これは、アーティスト6名、科学者6名がそれぞれ公募によって選ばれ、ペアを作って二週間ずつ双方の機関を訪れて議論・制作を行う、という画期的なプロジェクトだ(7)。これにオロンと僕が共同申請して幸い採択されたので、8月下旬から9月上旬にオロンが早稲田に、11月下旬から12月上旬に僕がSymbioticAに滞在してプロジェクトを推進することになっている。よりによって共に猛暑シーズンなのが不安だが、今からとても楽しみにしている。

今回はオロン・カッツを中心とするSymbioticAに焦点を当てて書いたが、道中様々な最先端テクノロジーを駆使した芸術表現を探究する機関や展示がオーストラリア各地で展開されていることに改めて大きな感銘を受けた。日本では、文化としての科学、あるいは科学とアートの関係性に関してまだまだ成熟した環境が整っているとは言えない側面が多い。しかし、オーストラリアに拠点を置くパトリシア・ピッチニーニの彫刻作品、ステラークのサイボーグ・アートの映像、そしてオロン・カッツの"Victimless Leather"が勢ぞろいした昨年末から年始にかけての先述の「医学と芸術」展は非常に多くの観衆を集め、久保田さんが音頭をとった多摩美大でのオロン・カッツとステラークの講演会は満員の聴衆を集めて熱気ムンムンだった。
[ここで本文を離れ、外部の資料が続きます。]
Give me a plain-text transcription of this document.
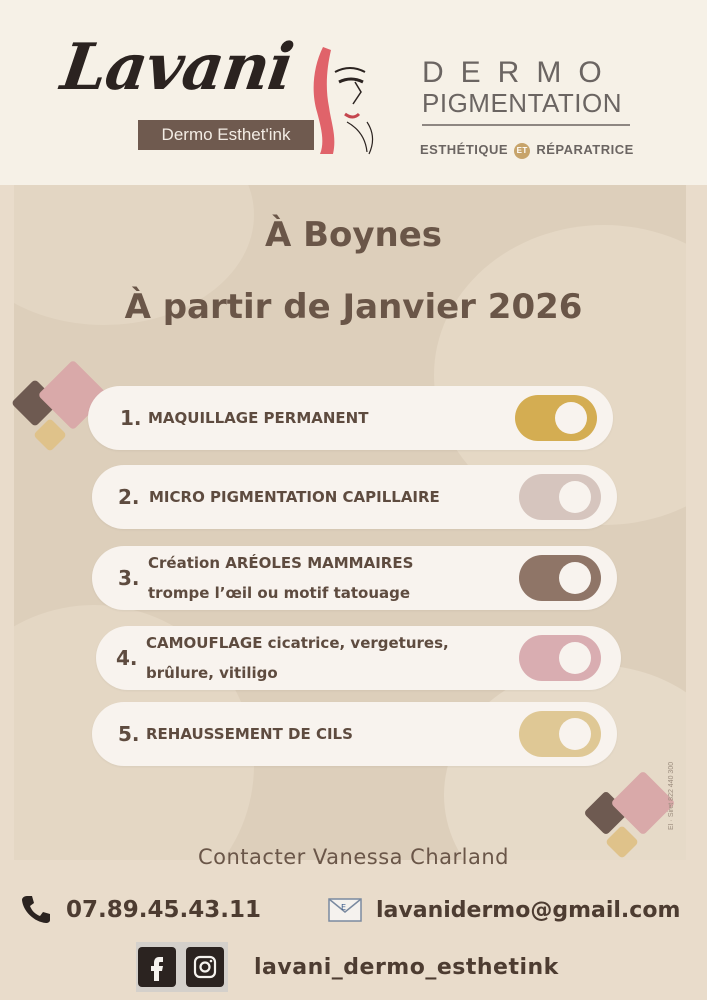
Lavani
Dermo Esthet'ink
DERMO
PIGMENTATION
ESTHÉTIQUE ET RÉPARATRICE
À Boynes
À partir de Janvier 2026
1. MAQUILLAGE PERMANENT
2. MICRO PIGMENTATION CAPILLAIRE
3.
Création ARÉOLES MAMMAIRES
trompe l’œil ou motif tatouage
4.
CAMOUFLAGE cicatrice, vergetures,
brûlure, vitiligo
5. REHAUSSEMENT DE CILS
EI · Siret 822 440 300
Contacter Vanessa Charland
07.89.45.43.11	E lavanidermo@gmail.com
lavani_dermo_esthetink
このように、国内でもバイオメディアアートへの関心は、草の根的には着実に高まっている。日本で先端的なテクノロジーアートをどのように位置づけていくのかという課題は、科学・技術を社会の中でどのように位置づけていくのかということにも関連している。オーストラリアの先端アーティストたちと、それをとりまく環境から僕達が学ぶことはまだまだ多そうだ。